The key thing is to not let him come back or get back in touch and pick back up where he left off, as he has shown you who he is now.

MargoLivebetter · 28/03/2026 09:01

It is horrible when this happens @Lou1570 but please know that you have dodged a bullet.

This person shouldn't have been dating anyone when he was about to move abroad. That is really questionable behaviour in my opinion. You have to wonder what his motives were.

Online dating is brutal and there are lots of people out there looking to take advantage of those who are kind and generous hearted. Have a look at things like the Burnt Haystack method and youtube videos by Matthew Hussey and all the other dating coaches for good tips on how to weed out dodgy characters.

LeebLeefuhLurve · 28/03/2026 09:19

Agree with the above poster, he shouldn't have been dating so close to moving abroad, if he is actually moving abroad at all, and it isn't just a line...

ScorpionLioness79 · 28/03/2026 12:29

I doubt he has ever planned to move and gave himself an early out. People like that sometimes avoid the guilt such as, "Well, I told her this was temporary and she was all in, so ...." I bet he poured the love bombing on full force, and that he never let you see where he lives.
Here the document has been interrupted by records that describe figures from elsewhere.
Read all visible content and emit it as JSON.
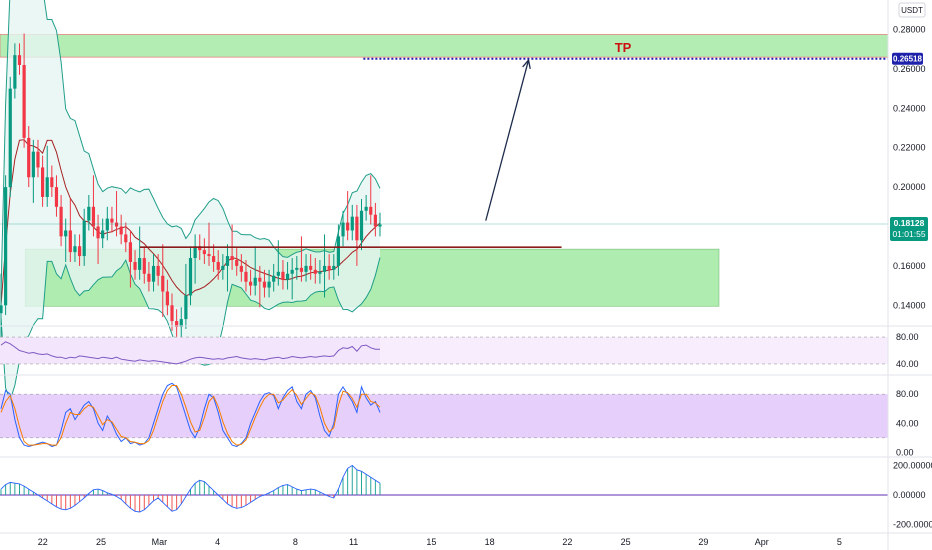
{
  "header": {
    "currency_badge": "USDT"
  },
  "price_tag": {
    "value": "0.18128",
    "countdown": "01:01:55",
    "color": "#089981"
  },
  "tp_tag": {
    "value": "0.26518",
    "color": "#1e22aa"
  },
  "annotations": {
    "tp_label": "TP",
    "tp_color": "#cc1111"
  },
  "colors": {
    "up": "#089981",
    "down": "#f23645",
    "zone_fill": "#9be79b",
    "bb_fill": "#e6f5f3",
    "bb_line": "#1f9e89",
    "ma_line": "#a52222",
    "rsi_line": "#7e57c2",
    "rsi_band": "#f3e6fc",
    "stoch_k": "#2962ff",
    "stoch_d": "#f57c00",
    "stoch_band": "#e3c7fa",
    "hist_up": "#26a69a",
    "hist_down": "#ef5350"
  },
  "time_axis": {
    "ticks": [
      {
        "label": "22",
        "day": 22
      },
      {
        "label": "25",
        "day": 25
      },
      {
        "label": "Mar",
        "day": 28
      },
      {
        "label": "4",
        "day": 31
      },
      {
        "label": "8",
        "day": 35
      },
      {
        "label": "11",
        "day": 38
      },
      {
        "label": "15",
        "day": 42
      },
      {
        "label": "18",
        "day": 45
      },
      {
        "label": "22",
        "day": 49
      },
      {
        "label": "25",
        "day": 52
      },
      {
        "label": "29",
        "day": 56
      },
      {
        "label": "Apr",
        "day": 59
      },
      {
        "label": "5",
        "day": 63
      }
    ]
  },
  "chart_data": [
    {
      "type": "candlestick",
      "pane": "price",
      "y_ticks": [
        "0.28000",
        "0.26000",
        "0.24000",
        "0.22000",
        "0.20000",
        "0.16000",
        "0.14000"
      ],
      "ylim": [
        0.13,
        0.295
      ],
      "x_range_days": [
        19.8,
        65.5
      ],
      "zones": [
        {
          "label": "TP",
          "from_day": 19.8,
          "to_day": 65.5,
          "low": 0.266,
          "high": 0.2775
        },
        {
          "label": "",
          "from_day": 21.1,
          "to_day": 56.8,
          "low": 0.1395,
          "high": 0.1685
        }
      ],
      "tp_level": 0.26518,
      "support_line": {
        "from_day": 27.0,
        "to_day": 48.7,
        "value": 0.1695
      },
      "arrow": {
        "from": {
          "day": 44.8,
          "value": 0.183
        },
        "to": {
          "day": 47.0,
          "value": 0.2645
        }
      },
      "closes": [
        0.14,
        0.2,
        0.25,
        0.267,
        0.262,
        0.225,
        0.205,
        0.218,
        0.21,
        0.195,
        0.205,
        0.2,
        0.19,
        0.175,
        0.178,
        0.167,
        0.17,
        0.165,
        0.183,
        0.19,
        0.18,
        0.174,
        0.178,
        0.184,
        0.182,
        0.18,
        0.176,
        0.172,
        0.162,
        0.158,
        0.164,
        0.156,
        0.152,
        0.16,
        0.155,
        0.147,
        0.14,
        0.132,
        0.129,
        0.133,
        0.145,
        0.164,
        0.17,
        0.168,
        0.166,
        0.165,
        0.162,
        0.158,
        0.16,
        0.165,
        0.163,
        0.16,
        0.157,
        0.152,
        0.15,
        0.154,
        0.152,
        0.149,
        0.152,
        0.155,
        0.157,
        0.153,
        0.156,
        0.158,
        0.159,
        0.157,
        0.16,
        0.158,
        0.156,
        0.157,
        0.16,
        0.158,
        0.16,
        0.175,
        0.182,
        0.178,
        0.185,
        0.173,
        0.188,
        0.19,
        0.186,
        0.18,
        0.181
      ],
      "price_line": 0.18128
    },
    {
      "type": "line",
      "pane": "rsi",
      "y_ticks": [
        "80.00",
        "40.00"
      ],
      "ylim": [
        25,
        95
      ],
      "band": [
        40,
        80
      ],
      "values": [
        68,
        73,
        70,
        65,
        60,
        58,
        56,
        57,
        55,
        54,
        55,
        52,
        50,
        50,
        48,
        50,
        49,
        52,
        51,
        50,
        49,
        48,
        50,
        49,
        48,
        50,
        47,
        46,
        45,
        44,
        46,
        45,
        44,
        45,
        44,
        43,
        42,
        41,
        40,
        42,
        44,
        47,
        49,
        50,
        49,
        48,
        47,
        48,
        47,
        49,
        50,
        51,
        49,
        48,
        47,
        48,
        47,
        46,
        48,
        49,
        50,
        48,
        49,
        51,
        50,
        49,
        50,
        51,
        50,
        51,
        52,
        51,
        52,
        60,
        64,
        63,
        66,
        59,
        67,
        68,
        64,
        62,
        62
      ]
    },
    {
      "type": "line",
      "pane": "stoch",
      "y_ticks": [
        "80.00",
        "40.00",
        "0.00"
      ],
      "ylim": [
        -5,
        105
      ],
      "band": [
        20,
        80
      ],
      "series": [
        {
          "name": "",
          "values": [
            60,
            85,
            80,
            45,
            20,
            10,
            8,
            10,
            12,
            14,
            12,
            8,
            10,
            30,
            55,
            60,
            45,
            55,
            65,
            70,
            60,
            40,
            30,
            50,
            40,
            25,
            15,
            20,
            12,
            14,
            10,
            12,
            20,
            40,
            60,
            80,
            92,
            95,
            90,
            70,
            50,
            30,
            20,
            35,
            60,
            80,
            75,
            55,
            30,
            20,
            10,
            8,
            12,
            20,
            40,
            55,
            70,
            80,
            82,
            78,
            60,
            75,
            85,
            90,
            70,
            60,
            80,
            85,
            75,
            50,
            30,
            22,
            40,
            80,
            90,
            80,
            70,
            55,
            90,
            75,
            65,
            70,
            55
          ]
        },
        {
          "name": "",
          "values": [
            55,
            70,
            78,
            60,
            35,
            15,
            10,
            10,
            11,
            12,
            12,
            10,
            10,
            20,
            40,
            55,
            52,
            52,
            60,
            65,
            62,
            50,
            38,
            45,
            42,
            32,
            22,
            20,
            15,
            14,
            12,
            12,
            16,
            30,
            50,
            70,
            85,
            92,
            92,
            80,
            62,
            42,
            28,
            30,
            48,
            70,
            77,
            63,
            42,
            26,
            15,
            10,
            11,
            17,
            32,
            48,
            62,
            74,
            80,
            80,
            68,
            72,
            80,
            86,
            78,
            66,
            74,
            82,
            78,
            62,
            40,
            28,
            34,
            65,
            84,
            82,
            74,
            62,
            80,
            80,
            70,
            68,
            62
          ]
        }
      ]
    },
    {
      "type": "bar",
      "pane": "macd",
      "y_ticks": [
        "200.00000",
        "0.00000",
        "-200.00000"
      ],
      "ylim": [
        -250,
        250
      ],
      "values": [
        40,
        70,
        85,
        80,
        75,
        60,
        40,
        20,
        0,
        -20,
        -40,
        -60,
        -80,
        -95,
        -100,
        -90,
        -70,
        -45,
        -20,
        10,
        35,
        40,
        30,
        15,
        5,
        -10,
        -30,
        -60,
        -90,
        -110,
        -115,
        -100,
        -70,
        -40,
        -20,
        -50,
        -80,
        -110,
        -100,
        -60,
        -10,
        40,
        80,
        100,
        90,
        60,
        30,
        0,
        -30,
        -60,
        -80,
        -90,
        -85,
        -70,
        -50,
        -30,
        -10,
        0,
        15,
        30,
        50,
        65,
        70,
        55,
        40,
        30,
        35,
        40,
        35,
        20,
        5,
        -10,
        -20,
        40,
        120,
        180,
        200,
        170,
        160,
        140,
        120,
        100,
        80
      ]
    }
  ]
}
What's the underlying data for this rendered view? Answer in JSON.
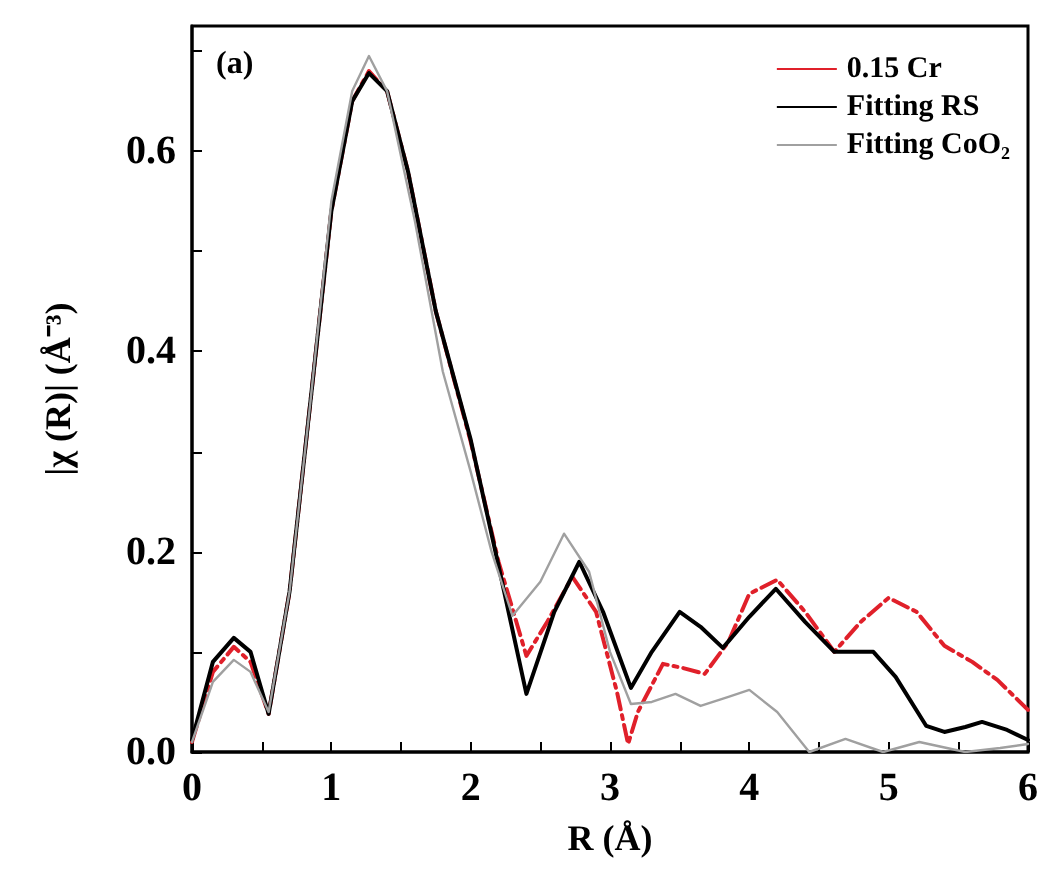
{
  "chart_data": {
    "type": "line",
    "xlabel": "R (Å)",
    "ylabel": "|χ (R)| (Å⁻³)",
    "annotations": [
      "(a)"
    ],
    "xlim": [
      0,
      6
    ],
    "xticks": [
      0,
      {
        "value": 0.5,
        "label": null
      },
      1,
      {
        "value": 1.5,
        "label": null
      },
      2,
      {
        "value": 2.5,
        "label": null
      },
      3,
      {
        "value": 3.5,
        "label": null
      },
      4,
      {
        "value": 4.5,
        "label": null
      },
      5,
      {
        "value": 5.5,
        "label": null
      },
      6
    ],
    "ylim": [
      0,
      0.725
    ],
    "yticks": [
      {
        "value": 0,
        "label": "0.0"
      },
      {
        "value": 0.1,
        "label": null
      },
      0.2,
      {
        "value": 0.3,
        "label": null
      },
      0.4,
      {
        "value": 0.5,
        "label": null
      },
      0.6,
      {
        "value": 0.7,
        "label": null
      }
    ],
    "legend": "top right",
    "grid": false,
    "marker": "none",
    "series": [
      {
        "name": "0.15 Cr",
        "color": "#e0202a",
        "line_style": "dashed",
        "x": [
          0,
          0.15,
          0.3,
          0.42,
          0.55,
          0.7,
          0.85,
          1.0,
          1.15,
          1.27,
          1.4,
          1.55,
          1.75,
          2.0,
          2.2,
          2.4,
          2.55,
          2.73,
          2.9,
          3.05,
          3.13,
          3.2,
          3.38,
          3.52,
          3.68,
          3.85,
          4.0,
          4.2,
          4.4,
          4.61,
          4.8,
          5.0,
          5.2,
          5.4,
          5.6,
          5.78,
          6.0
        ],
        "values": [
          0.01,
          0.08,
          0.105,
          0.09,
          0.038,
          0.16,
          0.35,
          0.54,
          0.65,
          0.68,
          0.66,
          0.58,
          0.44,
          0.31,
          0.19,
          0.096,
          0.13,
          0.175,
          0.14,
          0.06,
          0.008,
          0.04,
          0.088,
          0.084,
          0.078,
          0.11,
          0.158,
          0.172,
          0.14,
          0.1,
          0.13,
          0.154,
          0.14,
          0.106,
          0.09,
          0.072,
          0.042
        ]
      },
      {
        "name": "Fitting RS",
        "color": "#000000",
        "line_style": "solid",
        "x": [
          0,
          0.15,
          0.3,
          0.42,
          0.55,
          0.7,
          0.85,
          1.0,
          1.15,
          1.27,
          1.4,
          1.55,
          1.75,
          2.0,
          2.2,
          2.4,
          2.6,
          2.78,
          2.95,
          3.15,
          3.3,
          3.5,
          3.65,
          3.81,
          4.0,
          4.19,
          4.4,
          4.61,
          4.89,
          5.05,
          5.27,
          5.4,
          5.55,
          5.67,
          5.85,
          6.0
        ],
        "values": [
          0.012,
          0.09,
          0.114,
          0.1,
          0.038,
          0.16,
          0.35,
          0.54,
          0.65,
          0.678,
          0.66,
          0.58,
          0.44,
          0.312,
          0.186,
          0.058,
          0.14,
          0.19,
          0.14,
          0.064,
          0.1,
          0.14,
          0.125,
          0.104,
          0.135,
          0.163,
          0.13,
          0.1,
          0.1,
          0.075,
          0.026,
          0.02,
          0.025,
          0.03,
          0.022,
          0.012
        ]
      },
      {
        "name": "Fitting CoO₂",
        "color": "#a0a0a0",
        "line_style": "solid",
        "x": [
          0,
          0.15,
          0.3,
          0.42,
          0.55,
          0.7,
          0.85,
          1.0,
          1.15,
          1.27,
          1.4,
          1.6,
          1.8,
          2.0,
          2.15,
          2.3,
          2.5,
          2.67,
          2.85,
          3.0,
          3.15,
          3.3,
          3.47,
          3.65,
          3.85,
          4.0,
          4.2,
          4.43,
          4.69,
          4.96,
          5.22,
          5.55,
          5.8,
          6.0
        ],
        "values": [
          0.01,
          0.07,
          0.092,
          0.08,
          0.04,
          0.16,
          0.35,
          0.55,
          0.66,
          0.695,
          0.66,
          0.53,
          0.38,
          0.28,
          0.2,
          0.136,
          0.17,
          0.218,
          0.18,
          0.1,
          0.048,
          0.05,
          0.058,
          0.046,
          0.055,
          0.062,
          0.04,
          0.0,
          0.013,
          0.0,
          0.01,
          0.0,
          0.004,
          0.008
        ]
      }
    ]
  }
}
In the future, since your goal is likely longterm, don't accept dating someone who says he might be moving, nor guys who spout warning labels, such as "I'm not good enough for you." Believe them because they know themselves better than anyone.

As for your emotional baggage, don't date until you risk it. It's not fair for a man to pay the price for crimes someone in your past committed. Also, it's not fun for a man to look in your eyes and see fear there. There are not guarantees, but you can do your best by vetting wisely. Have a must-have list and dealbreaker list and stick to it. And then practice resiliency, knowing you will survive no matter the outcome. Better to take risks than to be alone, since companionship is your goal. Good luck!

LoyalMember · 28/03/2026 12:56

I've ghosted and been ghosted. It's horrible, but life goes on. It has to, and you'll get over it.